Mas mesmo existindo alguns aspectos questionáveis da teoria do valor trabalho defendida por Marx, a pizza queimada não é um deles. Ele mesmo explicou isso sem deixar qualquer margem a dúvidas na página 4. Ninguém é obrigado a ler Marx, mas quem deseja pensar que pode refutá-lo precisa ler sim, e não ignorar algo que está escrito de quarta página de uma obra de quase duas mil páginas.

Pessoas que acham que refutam Marx com o videozinho da pizza queimada merecem todo o nosso desprezo por três motivos:

1) Porque são intelectualmente preguiçosas: querem refutar um autor, mas têm preguiça de ler até mesmo até a quarta página de sua obra principal. Devemos ter respeito e tolerância com pessoas que não tiveram oportunidade de ser instruídas, seja porque os pais não tiveram instrução, seja porque não tiveram condições de frequentar boas escolas, seja porque precisaram trabalhar cedo, mas não devemos ter respeito e tolerância com pessoas que são incultas por preguiça

2) Porque são arrogantes: é muita pretensão pensar que podem “destruir” com um simples videozinho um pensador estudado por economistas, filósofos, sociólogos, antropólogos, historiadores, geógrafos e pedagogos que dedicam um longo tempo de sua vida aos estudos. Um pensador desses pode estar errado, mas dada a sua importância, é preciso ter discernimento para perceber que não é um videozinho que vai destruí-lo. Os autores da Voyager não concordam com Milton Friedman e Friedrich von Hayek, mas sabem que não é com videozinhos de três minutos que eles serão refutados

3) Porque são elitistas: enxergam muita necessidade em mostrar que Marx estava errado, e para isso tentam refutá-lo até sem ler sua obra, porque sentem necessidade de destruir quem está relacionado a uma orientação política igualitarista. Este tipo de estupidez não atinge apenas Marx. Keynes era muito menos radical, mas também existem liberteens que desejam refutá-lo com argumentos muito bobos.
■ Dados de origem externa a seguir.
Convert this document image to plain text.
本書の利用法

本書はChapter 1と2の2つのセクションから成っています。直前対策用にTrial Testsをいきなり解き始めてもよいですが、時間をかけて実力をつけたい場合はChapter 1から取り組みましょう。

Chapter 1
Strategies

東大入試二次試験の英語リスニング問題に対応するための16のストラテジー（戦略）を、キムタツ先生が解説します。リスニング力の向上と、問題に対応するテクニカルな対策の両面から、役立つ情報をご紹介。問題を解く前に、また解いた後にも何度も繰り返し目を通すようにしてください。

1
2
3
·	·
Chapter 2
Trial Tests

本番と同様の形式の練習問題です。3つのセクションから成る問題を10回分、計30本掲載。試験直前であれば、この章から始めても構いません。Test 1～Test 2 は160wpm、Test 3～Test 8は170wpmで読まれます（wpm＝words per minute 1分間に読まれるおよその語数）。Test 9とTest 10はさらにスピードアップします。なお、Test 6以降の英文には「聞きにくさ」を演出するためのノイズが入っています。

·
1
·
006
Esse tipo de gente tenta “provar” que a teoria do valor trabalho está errado porque Marx a defendia. Mas experimentem perguntar para esse tipo de gente por que os Estados Unidos são um país mais rico do que o Brasil. Muito provavelmente responderão que isso ocorre porque “nos Estados Unidos as pessoas trabalham mais”. Ou seja, involuntariamente confirmariam a teoria do valor trabalho.

No momento em que se completam 200 anos de nascimento de Karl Marx, seria muito mais agradável fazer debates de alto nível sobre o pensador alemão. Mas não é possível ignorar imbecis, porque imbecis têm plateia. Por isso, é necessário mostrar que imbecis são imbecis.